Analysis of PCR products stained with GelRed® by 1% agarose gel electrophoresis.

10 μL of PCR reaction for amplification of the 464 bp fragment corresponding to the dipteran 28S rRNA encoding gene. M– 1 Kb ladder GeneO’ruler; Ac–Aphrophila chilena; Ae–Aedes aegypti; Cb–Crysopilus balbii; G–Geranomyia sp; P–Phlebotomus sp; numbers correspond to the specimens used in the PCR reaction according to Table 2.

Discussion

The main advantage of this new technique is the potential for integrative research which take into account genetic and morphological data. It is very significant to retain a preserved morphological voucher associated with genetic sequences. Barcoding initiatives, that are criticized by its limited approach [8, 9], can improve its explanatory power with morphological support by allowing access to a voucher specimen. The association of a single specimen with the molecular data obtained from it may have a great importance for medical studies. The new technique allows association of a specific individual with its DNA (and also with its RNA) contrasting with the usual methods that need many individual making a pool of organisms. For example, identification of new sylvatic vectors for protozoa parasites including Plasmodium sp and Leishmania sp is important for eco-epidemiological characterization of malaria and leishmaniasis. Also, studies of life-threatening arboviruses such as Dengue Fever, Chikungunya and Zika Virus, require a more accurate approach with individual precision, principally in identification of arthropods vectors in jungle cycles. The new technique allows the association of a unique individual with its precise localization and its specific strain. This aspect of the method cannot be overemphasized.

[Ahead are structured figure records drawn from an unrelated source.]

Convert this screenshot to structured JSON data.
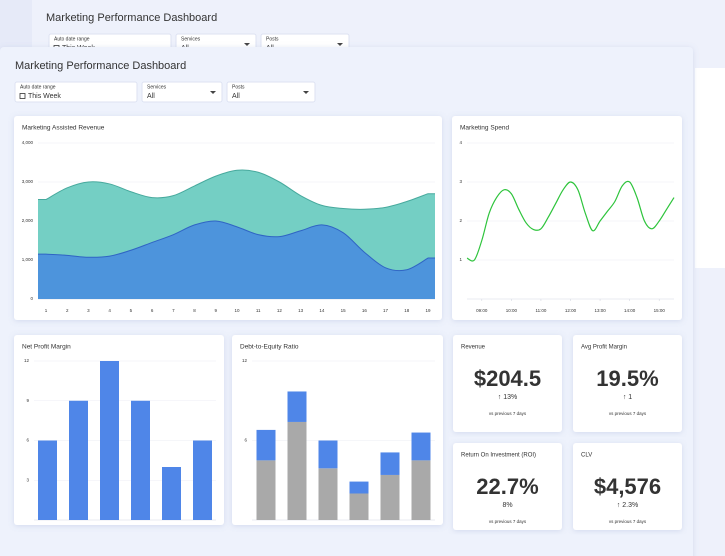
{
  "background_window": {
    "title": "Marketing Performance Dashboard",
    "filters": [
      {
        "label": "Auto date range",
        "value": "This Week"
      },
      {
        "label": "Services",
        "value": "All"
      },
      {
        "label": "Posts",
        "value": "All"
      }
    ]
  },
  "header": {
    "title": "Marketing Performance Dashboard"
  },
  "filters": [
    {
      "label": "Auto date range",
      "value": "This Week"
    },
    {
      "label": "Services",
      "value": "All"
    },
    {
      "label": "Posts",
      "value": "All"
    }
  ],
  "chart_data": [
    {
      "type": "area",
      "title": "Marketing Assisted Revenue",
      "categories": [
        1,
        2,
        3,
        4,
        5,
        6,
        7,
        8,
        9,
        10,
        11,
        12,
        13,
        14,
        15,
        16,
        17,
        18,
        19
      ],
      "series": [
        {
          "color": "#74cfc4",
          "values": [
            2550,
            2850,
            3000,
            2950,
            2750,
            2600,
            2650,
            2900,
            3150,
            3300,
            3250,
            3000,
            2650,
            2400,
            2320,
            2300,
            2350,
            2500,
            2700
          ]
        },
        {
          "color": "#4d94dc",
          "values": [
            1150,
            1120,
            1070,
            1100,
            1250,
            1450,
            1650,
            1900,
            2000,
            1850,
            1650,
            1600,
            1750,
            1900,
            1700,
            1200,
            800,
            750,
            1050
          ]
        }
      ],
      "ylim": [
        0,
        4000
      ],
      "yticks": [
        0,
        {
          "value": 1000,
          "label": "1,000"
        },
        {
          "value": 2000,
          "label": "2,000"
        },
        {
          "value": 3000,
          "label": "3,000"
        },
        {
          "value": 4000,
          "label": "4,000"
        }
      ],
      "grid": true
    },
    {
      "type": "line",
      "title": "Marketing Spend",
      "x": [
        8.5,
        8.75,
        9,
        9.25,
        9.5,
        9.75,
        10,
        10.25,
        10.5,
        10.75,
        11,
        11.25,
        11.5,
        11.75,
        12,
        12.25,
        12.5,
        12.75,
        13,
        13.25,
        13.5,
        13.75,
        14,
        14.25,
        14.5,
        14.75,
        15,
        15.25,
        15.5
      ],
      "series": [
        {
          "color": "#2ec43c",
          "values": [
            1.05,
            1.0,
            1.5,
            2.2,
            2.6,
            2.8,
            2.7,
            2.3,
            1.95,
            1.78,
            1.8,
            2.1,
            2.45,
            2.8,
            3.0,
            2.8,
            2.2,
            1.75,
            2.0,
            2.25,
            2.5,
            2.9,
            3.0,
            2.6,
            2.0,
            1.8,
            2.0,
            2.3,
            2.6
          ]
        }
      ],
      "xlim": [
        8.5,
        15.5
      ],
      "xticks": [
        {
          "value": 9,
          "label": "09:00"
        },
        {
          "value": 10,
          "label": "10:00"
        },
        {
          "value": 11,
          "label": "11:00"
        },
        {
          "value": 12,
          "label": "12:00"
        },
        {
          "value": 13,
          "label": "13:00"
        },
        {
          "value": 14,
          "label": "14:00"
        },
        {
          "value": 15,
          "label": "15:00"
        }
      ],
      "ylim": [
        0,
        4
      ],
      "yticks": [
        1,
        2,
        3,
        4
      ],
      "grid": true
    },
    {
      "type": "bar",
      "title": "Net Profit Margin",
      "color": "#4f86e8",
      "values": [
        6,
        9,
        12,
        9,
        4,
        6
      ],
      "ylim": [
        0,
        12
      ],
      "yticks": [
        3,
        6,
        9,
        12
      ],
      "grid": true
    },
    {
      "type": "stacked_bar",
      "title": "Debt-to-Equity Ratio",
      "series": [
        {
          "color": "#a9a9a9",
          "values": [
            4.5,
            7.4,
            3.9,
            2.0,
            3.4,
            4.5
          ]
        },
        {
          "color": "#4f86e8",
          "values": [
            2.3,
            2.3,
            2.1,
            0.9,
            1.7,
            2.1
          ]
        }
      ],
      "ylim": [
        0,
        12
      ],
      "yticks": [
        6,
        12
      ],
      "grid": true
    }
  ],
  "kpis": [
    {
      "title": "Revenue",
      "value": "$204.5",
      "change": "↑ 13%",
      "note": "vs previous 7 days"
    },
    {
      "title": "Avg Profit Margin",
      "value": "19.5%",
      "change": "↑ 1",
      "note": "vs previous 7 days"
    },
    {
      "title": "Return On Investment (ROI)",
      "value": "22.7%",
      "change": "8%",
      "note": "vs previous 7 days"
    },
    {
      "title": "CLV",
      "value": "$4,576",
      "change": "↑ 2.3%",
      "note": "vs previous 7 days"
    }
  ]
}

The technique works with old exemplars preserved under different methods. The clarified Aphrophila chilena specimen (Fig 5) was collected in 1923 and was preserved pinned in collections under the effect of substances such as naphthalene. Even so, we were able to extract DNA for PCR while keeping the entire specimens available for morphological studies. This opens the possibility for a new range of studies integrating morphology and genetics, even from groups for which only old specimens of museums are available. Even rare specimens that cannot be destroyed can be successfully preserved and analyzed genetically. The method is effective for specimens preserved in Ethanol, dry (pinned), or frozen.

In addition, the technique can reveal different metabolic (protein based or non-protein based) origins of color patterns which are difficult to distinguish based on morphological examination [10].

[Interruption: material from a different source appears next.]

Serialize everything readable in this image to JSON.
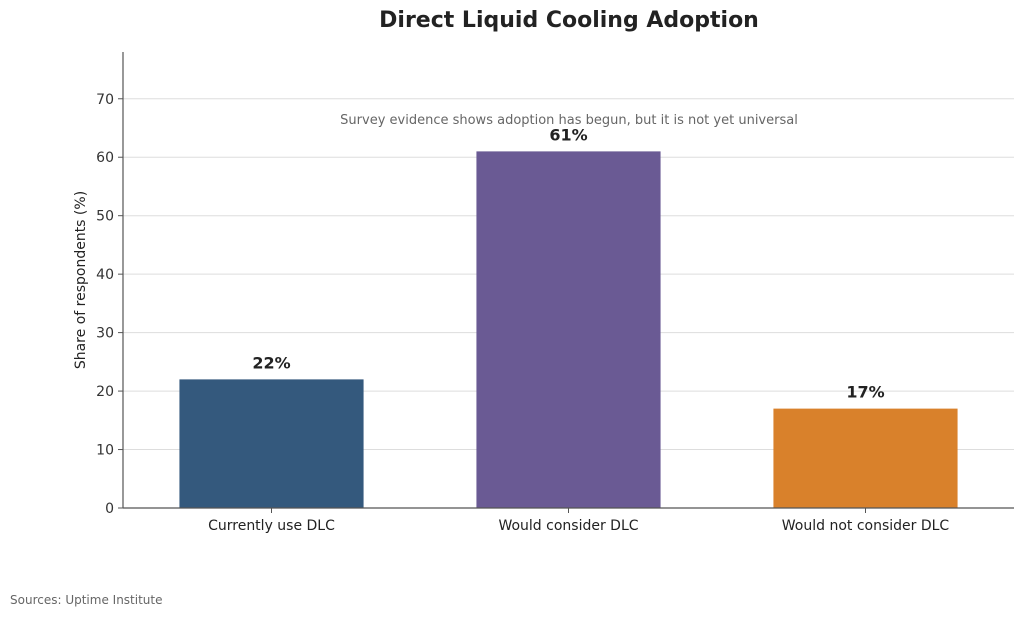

The technique also uses the non-toxic proteinase k contrasting with some toxic substances traditionally used in clarification of insects, such as cresol and KOH. By this enzymatic composition, the clarifier element is self-consuming and it allows a stable level of clarification. The other techniques such as KOH may not stop clarifying the specimen, leading to its complete destruction over time.